Tracking their picks, it looks like, after a seventh-round pick was shipped to the New York Giants for Brandon McManus, the Broncos have six picks at the moment in the 2015 NFL draft -- one pick in the first (28th overall), second, third and sixth rounds to go with two fifth-round picks.
It’s important to remember compensatory picks awarded for the 2015 draft are a result of free agents lost, and signed, from the previous season. So, the Broncos' spending spree from a year ago has significant bearing on how things will go. But DeMarcus Ware was released by the Dallas Cowboys, much like Peyton Manning was released in 2012, and those players do not count in the compensatory math because the player wasn’t "lost" in free agency but rather forcibly sent into the market by his former team.
The NFL has always kept the compensatory equation behind the curtain, but in talking to many general managers and salary-cap experts from around the league, they say the biggest factors are the contracts signed by the free agents a team acquired, in terms of average dollars per year, compared to the contracts of those free agents a team lost.
Playing time also figures in heavily, as do postseason awards, etc.
Given all that, if the Broncos have six picks in the draft at the moment and Elway believes they will have "eight or nine" by the time the draft rolls around, he’s working off a template of at least two or three compensatory picks.

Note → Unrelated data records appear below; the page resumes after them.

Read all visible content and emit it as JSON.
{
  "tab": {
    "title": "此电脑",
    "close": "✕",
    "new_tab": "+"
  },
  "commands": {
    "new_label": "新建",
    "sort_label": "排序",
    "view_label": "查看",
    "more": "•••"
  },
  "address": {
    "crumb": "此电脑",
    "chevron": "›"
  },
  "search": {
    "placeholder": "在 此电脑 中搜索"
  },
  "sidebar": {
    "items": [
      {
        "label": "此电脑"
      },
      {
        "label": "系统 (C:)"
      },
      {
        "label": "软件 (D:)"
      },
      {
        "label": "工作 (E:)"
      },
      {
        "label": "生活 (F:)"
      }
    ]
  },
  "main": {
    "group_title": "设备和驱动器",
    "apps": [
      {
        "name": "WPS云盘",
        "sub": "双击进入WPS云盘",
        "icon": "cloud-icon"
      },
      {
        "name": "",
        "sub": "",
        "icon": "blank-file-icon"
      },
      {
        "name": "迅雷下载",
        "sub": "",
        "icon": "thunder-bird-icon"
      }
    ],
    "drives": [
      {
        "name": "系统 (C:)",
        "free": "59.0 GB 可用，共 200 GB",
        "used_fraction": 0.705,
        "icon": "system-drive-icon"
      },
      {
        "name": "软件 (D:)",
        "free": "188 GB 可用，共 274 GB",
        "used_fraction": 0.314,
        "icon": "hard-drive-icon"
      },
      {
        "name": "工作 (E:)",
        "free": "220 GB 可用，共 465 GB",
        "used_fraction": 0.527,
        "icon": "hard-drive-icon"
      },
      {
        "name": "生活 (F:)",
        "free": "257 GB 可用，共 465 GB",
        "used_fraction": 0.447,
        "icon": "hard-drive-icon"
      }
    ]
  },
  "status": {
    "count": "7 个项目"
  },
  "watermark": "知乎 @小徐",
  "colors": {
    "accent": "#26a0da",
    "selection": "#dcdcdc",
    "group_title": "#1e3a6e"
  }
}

Because Ware’s contract isn’t in the math -- he was released by the Cowboys last March 11 -- cornerback Aqib Talib’s deal, at an average of $9.5 million per year, is the biggest acquisition in terms of compensatory comparisons. Wide receiver Eric Decker ($7.25 million per year average) and defensive back Dominique Rodgers-Cromartie ($7 million per year average) were the Broncos’ biggest losses.
In my simpleton compensatory math, wobbly at times to be sure, Rodgers-Cromartie played in one more game this past regular season than Talib did at the same position, but Talib made the Pro Bowl. Those two are largely a wash in the gain/loss of compensatory picks, or at least that profile has been a wash in previous seasons, with a slight lean toward Talib being a bigger gain than Rodgers-Cromartie was a loss.
Wide receiver Emmanuel Sanders, safety T.J. Ward and center Will Montgomery, all starters, would largely constitute the remainder of the "gains" in free agency. And when it comes to the Broncos' "losses" when the picks get awarded, Decker, guard Zane Beadles, running back Knowshon Moreno, defensive end Robert Ayers and defensive end Shaun Phillips will be the key contracts.
Especially Beadles’ ($6 million per year average) and Decker’s ($7.25 million per year) contracts because both were 16-game starters and both signed deals elsewhere that were larger, on average, than Ward’s ($5.625 million per year) and Sanders’ ($5 million per year) contracts. After those two, Ayers’ five-sack season for the Giants will likely help land the Broncos a compensatory pick as well -- he played 12 games -- while Phillips played 11 games for the Titans to go with five games for the Colts. Moreno played in three games for the Dolphins before elbow and knee (ACL) troubles ended his season.
I surveyed a smattering of folks in front offices around the league in recent weeks about what it all could mean for the Broncos when the extra picks are formally awarded in March. The highest number offered, after just a quick discussion, was four picks and the lowest was two.
In looking at similar lists over the years, I think it all looks like three compensatory picks for the Broncos, with the caveat being that I usually now subtract one as the sort of never-get-it-right penalty. So, three picks on just the numbers, two if tradition holds true that teams simply always get fewer than they think they deserve.